Single-sided deafness is a condition in which you are completely unable to hear out of one of your ears, or your level of hearing loss in one ear is so severe that no amplifying or assisted-hearing device can provide any relief.
It is a condition that affects nearly 60,000 people in the United States every year. While getting used to hearing out of one ear can take a significant adjustment, there are ways to make living with single-sided deafness a little more comfortable.
Let Other Know About Your Single Sided Deafness
Refrain from hiding the fact that you are unable to hear out of one ear. People are able to offer assistance only if they are unaware that you are having difficulty. When informing family members or friends, you can simply tell them. However, for people you do not know, the ideal time to inform them might be when you are meeting them for the first time, during introductions. It is a simple way to relay the information and eliminate any awkwardness in the future if you have to ask them to repeat what they have said.
Specify Your Needs
Be as clear as possible when you have to tell others how they may be able to help you hear better. For example, asking them to sit on your left or right side or look at you directly when speaking leave no room for uncertainty. Because single-sided hearing loss is not visible, it may be easy for those not close to you to forget that you are unable to hear in one ear, so be prepared to remind them how they can help gently.
Use Non-Verbal When Speaking with Someone
Instead of verbally interrupting a conversation you may be having, you can indicate that you need someone to speak louder by cupping your hand behind your functioning ear. Leaning closer, without invading their personal space, is another way to demonstrate that you are having difficulty hearing them.

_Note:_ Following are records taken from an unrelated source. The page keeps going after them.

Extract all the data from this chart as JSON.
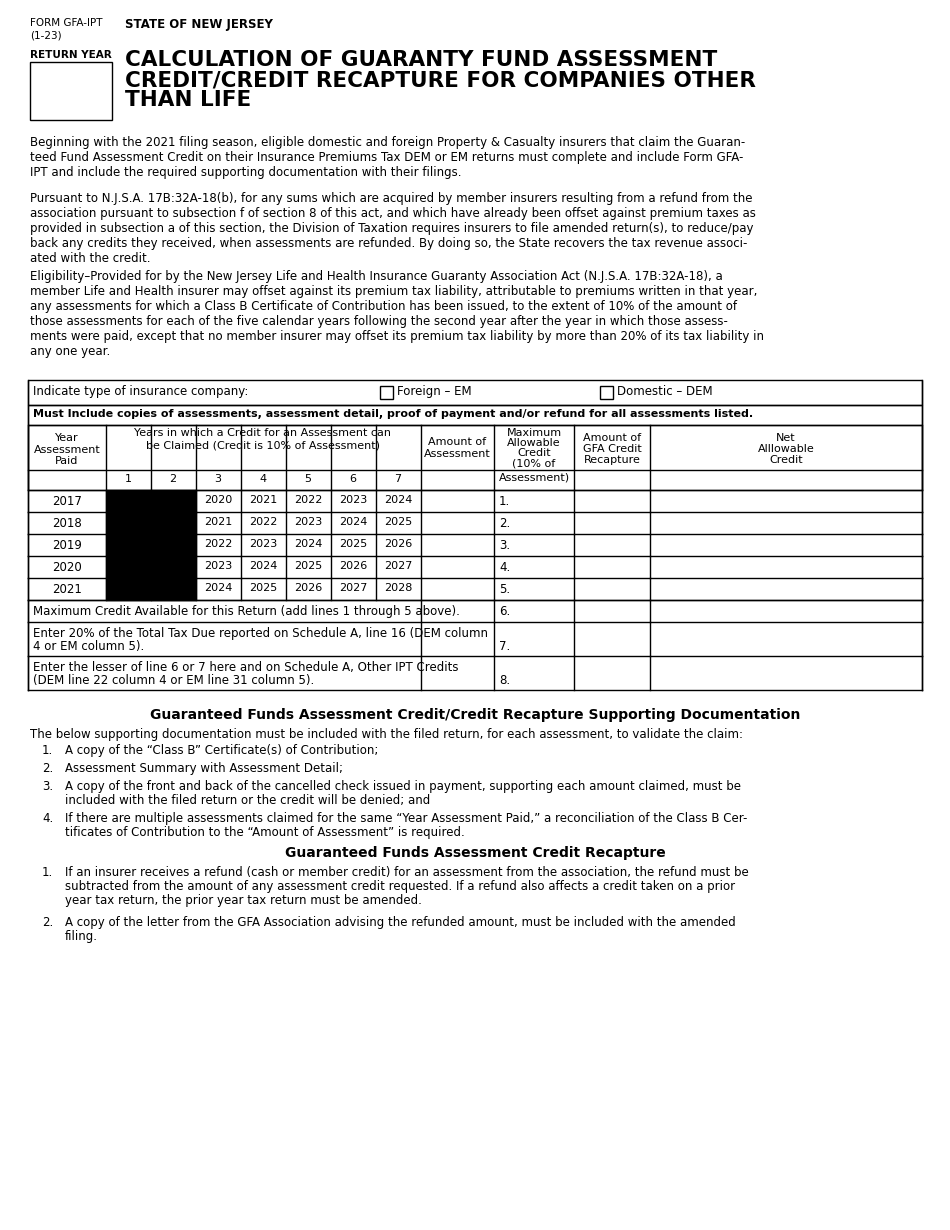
{
  "bg_color": "#ffffff",
  "form_id_line1": "FORM GFA-IPT",
  "form_id_line2": "(1-23)",
  "state": "STATE OF NEW JERSEY",
  "return_year_label": "RETURN YEAR",
  "main_title_line1": "CALCULATION OF GUARANTY FUND ASSESSMENT",
  "main_title_line2": "CREDIT/CREDIT RECAPTURE FOR COMPANIES OTHER",
  "main_title_line3": "THAN LIFE",
  "para1": "Beginning with the 2021 filing season, eligible domestic and foreign Property & Casualty insurers that claim the Guaran-\nteed Fund Assessment Credit on their Insurance Premiums Tax DEM or EM returns must complete and include Form GFA-\nIPT and include the required supporting documentation with their filings.",
  "para2": "Pursuant to N.J.S.A. 17B:32A-18(b), for any sums which are acquired by member insurers resulting from a refund from the\nassociation pursuant to subsection f of section 8 of this act, and which have already been offset against premium taxes as\nprovided in subsection a of this section, the Division of Taxation requires insurers to file amended return(s), to reduce/pay\nback any credits they received, when assessments are refunded. By doing so, the State recovers the tax revenue associ-\nated with the credit.",
  "para3": "Eligibility–Provided for by the New Jersey Life and Health Insurance Guaranty Association Act (N.J.S.A. 17B:32A-18), a\nmember Life and Health insurer may offset against its premium tax liability, attributable to premiums written in that year,\nany assessments for which a Class B Certificate of Contribution has been issued, to the extent of 10% of the amount of\nthose assessments for each of the five calendar years following the second year after the year in which those assess-\nments were paid, except that no member insurer may offset its premium tax liability by more than 20% of its tax liability in\nany one year.",
  "indicate_text": "Indicate type of insurance company:",
  "foreign_em": "Foreign – EM",
  "domestic_dem": "Domestic – DEM",
  "must_include": "Must Include copies of assessments, assessment detail, proof of payment and/or refund for all assessments listed.",
  "table_header_year": "Year\nAssessment\nPaid",
  "table_header_credit_years_line1": "Years in which a Credit for an Assessment can",
  "table_header_credit_years_line2": "be Claimed (Credit is 10% of Assessment)",
  "table_col_nums": [
    "1",
    "2",
    "3",
    "4",
    "5",
    "6",
    "7"
  ],
  "table_header_amount_line1": "Amount of",
  "table_header_amount_line2": "Assessment",
  "table_header_max_line1": "Maximum",
  "table_header_max_line2": "Allowable",
  "table_header_max_line3": "Credit",
  "table_header_max_line4": "(10% of",
  "table_header_max_line5": "Assessment)",
  "table_header_gfa_line1": "Amount of",
  "table_header_gfa_line2": "GFA Credit",
  "table_header_gfa_line3": "Recapture",
  "table_header_net_line1": "Net",
  "table_header_net_line2": "Alllowable",
  "table_header_net_line3": "Credit",
  "table_years": [
    "2017",
    "2018",
    "2019",
    "2020",
    "2021"
  ],
  "table_credit_years": [
    [
      "",
      "",
      "2020",
      "2021",
      "2022",
      "2023",
      "2024"
    ],
    [
      "",
      "",
      "2021",
      "2022",
      "2023",
      "2024",
      "2025"
    ],
    [
      "",
      "",
      "2022",
      "2023",
      "2024",
      "2025",
      "2026"
    ],
    [
      "",
      "",
      "2023",
      "2024",
      "2025",
      "2026",
      "2027"
    ],
    [
      "",
      "",
      "2024",
      "2025",
      "2026",
      "2027",
      "2028"
    ]
  ],
  "line_nums": [
    "1.",
    "2.",
    "3.",
    "4.",
    "5."
  ],
  "row6_label": "Maximum Credit Available for this Return (add lines 1 through 5 above).",
  "row6_num": "6.",
  "row7_label_line1": "Enter 20% of the Total Tax Due reported on Schedule A, line 16 (DEM column",
  "row7_label_line2": "4 or EM column 5).",
  "row7_num": "7.",
  "row8_label_line1": "Enter the lesser of line 6 or 7 here and on Schedule A, Other IPT Credits",
  "row8_label_line2": "(DEM line 22 column 4 or EM line 31 column 5).",
  "row8_num": "8.",
  "section2_title": "Guaranteed Funds Assessment Credit/Credit Recapture Supporting Documentation",
  "section2_intro": "The below supporting documentation must be included with the filed return, for each assessment, to validate the claim:",
  "section2_item1": "A copy of the “Class B” Certificate(s) of Contribution;",
  "section2_item2": "Assessment Summary with Assessment Detail;",
  "section2_item3_line1": "A copy of the front and back of the cancelled check issued in payment, supporting each amount claimed, must be",
  "section2_item3_line2": "included with the filed return or the credit will be denied; and",
  "section2_item4_line1": "If there are multiple assessments claimed for the same “Year Assessment Paid,” a reconciliation of the Class B Cer-",
  "section2_item4_line2": "tificates of Contribution to the “Amount of Assessment” is required.",
  "section3_title": "Guaranteed Funds Assessment Credit Recapture",
  "section3_item1_line1": "If an insurer receives a refund (cash or member credit) for an assessment from the association, the refund must be",
  "section3_item1_line2": "subtracted from the amount of any assessment credit requested. If a refund also affects a credit taken on a prior",
  "section3_item1_line3": "year tax return, the prior year tax return must be amended.",
  "section3_item2_line1": "A copy of the letter from the GFA Association advising the refunded amount, must be included with the amended",
  "section3_item2_line2": "filing."
}
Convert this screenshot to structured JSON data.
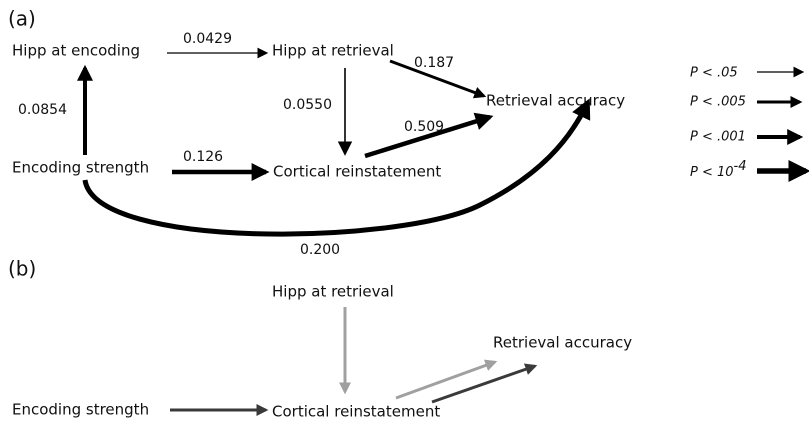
{
  "panel_a": {
    "label": "(a)",
    "nodes": [
      "Hipp at encoding",
      "Hipp at retrieval",
      "Retrieval accuracy",
      "Encoding strength",
      "Cortical reinstatement"
    ],
    "edges": [
      "0.0429",
      "0.187",
      "0.0550",
      "0.509",
      "0.0854",
      "0.126",
      "0.200"
    ]
  },
  "legend": [
    {
      "text": "P < .05"
    },
    {
      "text": "P < .005"
    },
    {
      "text": "P < .001"
    },
    {
      "text": "P < 10",
      "exponent": "-4"
    }
  ],
  "panel_b": {
    "label": "(b)",
    "nodes": [
      "Hipp at retrieval",
      "Retrieval accuracy",
      "Encoding strength",
      "Cortical reinstatement"
    ]
  }
}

Be at Ease to Put Others at Ease
Demonstrating that you are comfortable talking about your hearing challenges can help relax others who may be uncertain how to act. If you are comfortable doing so, you can even encourage others to ask questions about your condition. If all else fails, try a little humor, which can overcome many social missteps and make others less hesitant to try again to have a conversation with you.
Interrupt in Moderation
If you have single-sided deafness, sometimes it is necessary to interrupt the conversation to ask for clarification, but it should be done in moderation. If you miss a few words in a social conversation, you may be able to gather what was meant after the speaker continues to speak for a few sentences. When you do ask for clarification, voice what you think you have heard so that the speaker will not have to repeat everything they said.
It is possible to live with single-sided deafness without reducing your quality of life. Getting yourself and others accustomed to the condition will require some patience and a willingness to be accommodating. If you need more advice for how to live with single-sided deafness, do not hesitate to speak with a hearing health specialist. They may also be able to fit you with a more permanent solution such as a hearing aid.